Iran’s Ayatollah Ali Khamenei in Tehran, June 12, 2009. (Caren Firouz/Reuters)

Iranian Ayatollah Seyed Ali Khamenei announced three days of nation-wide mourning following the death of top military leader Qassim Soleimani on Thursday, calling him a “eminent example of a person trained in Islam,” and threatening retribution for the U.S. attack.

“The loss of our dear General is bitter. The continuing fight & ultimate victory will be more bitter for the murderers & criminals,” Khamenei wrote on Twitter.

Soleimani, responsible for the deaths of hundreds of U.S. troops over the last two decades, ran the Iranian special Quds Force, which the U.S. designated a terror group in 2007. He was killed alongside Iraqi militia commander Abu Mahdi al-Muhandis by an airstrike at Baghdad airport after President Trump warned Iran and its allies over the multi-day siege of the U.S. embassy in Baghdad.

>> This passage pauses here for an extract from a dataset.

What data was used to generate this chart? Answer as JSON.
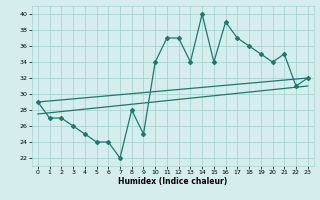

In a statement confirming Soleimani’s death, the Pentagon said the Iranian “approved” the attacks on the embassy by Iranian-backed militias, which had scrawled “Soleimani is my leader” on the embassy walls during the attack. The U.S. also said the strike was “aimed at deterring future Iranian attack plans,” with Democrats and other skeptics voicing concerns that the attack could lead to war.

The Ayatollah seemed to confirm an Iranian response, tweeting “a #SevereRevenge awaits the criminals who have stained their hands with his & the other martyrs’ blood last night.”

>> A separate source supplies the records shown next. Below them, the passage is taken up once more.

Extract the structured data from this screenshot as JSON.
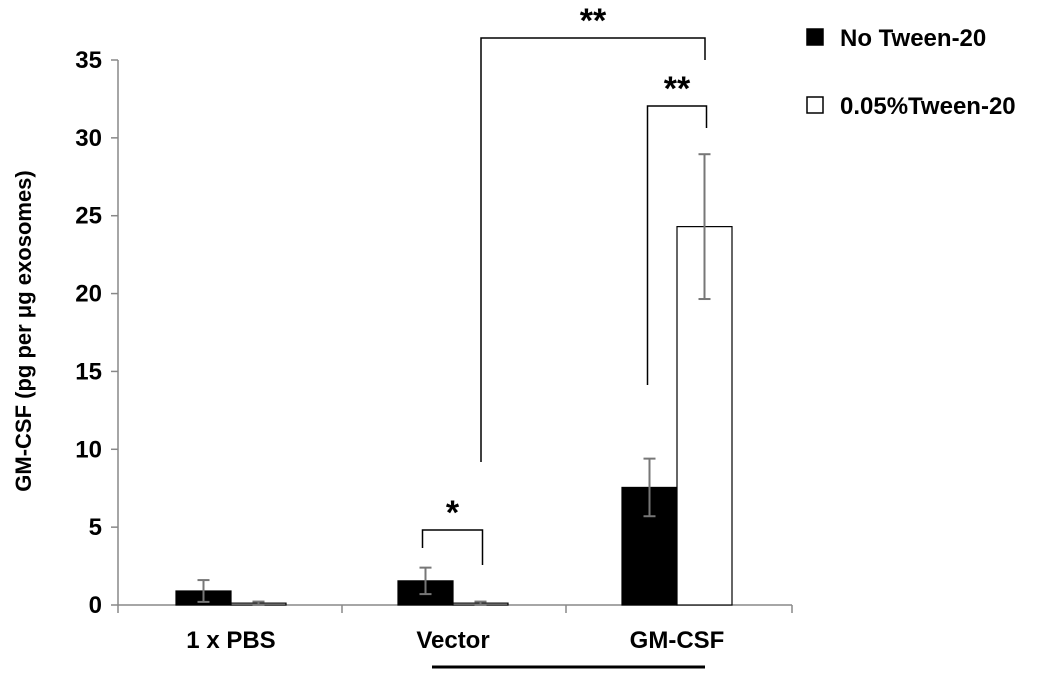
{
  "chart_data": {
    "type": "bar",
    "ylabel": "GM-CSF (pg per μg exosomes)",
    "ylim": [
      0,
      35
    ],
    "yticks": [
      0,
      5,
      10,
      15,
      20,
      25,
      30,
      35
    ],
    "categories": [
      "1 x PBS",
      "Vector",
      "GM-CSF"
    ],
    "series": [
      {
        "name": "No Tween-20",
        "color": "#000000",
        "values": [
          0.9,
          1.55,
          7.55
        ],
        "errors": [
          0.7,
          0.85,
          1.85
        ]
      },
      {
        "name": "0.05%Tween-20",
        "color": "#ffffff",
        "values": [
          0.12,
          0.12,
          24.3
        ],
        "errors": [
          0.1,
          0.1,
          4.65
        ]
      }
    ],
    "legend_position": "top-right",
    "grid": false,
    "significance": [
      {
        "label": "*"
      },
      {
        "label": "**"
      },
      {
        "label": "**"
      }
    ]
  }
}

Iraq’s Prime Minister Adil Abdul Mahdi also reacted to the attack, saying Friday that it was “a dangerous escalation that will light the fuse of a destructive war in Iraq, the region, and the world.”

Mahdi, whose government has support from both the U.S. and Iran, called Soleimani and al-Muhandis as “huge symbols of the victory against terrorists.” With support from Soleimani and Iran, al-Muhandis had previously led the Popular Mobilization Forces, an umbrella network of militias, in assisting Iraqi security forces retake Iraq from ISIS.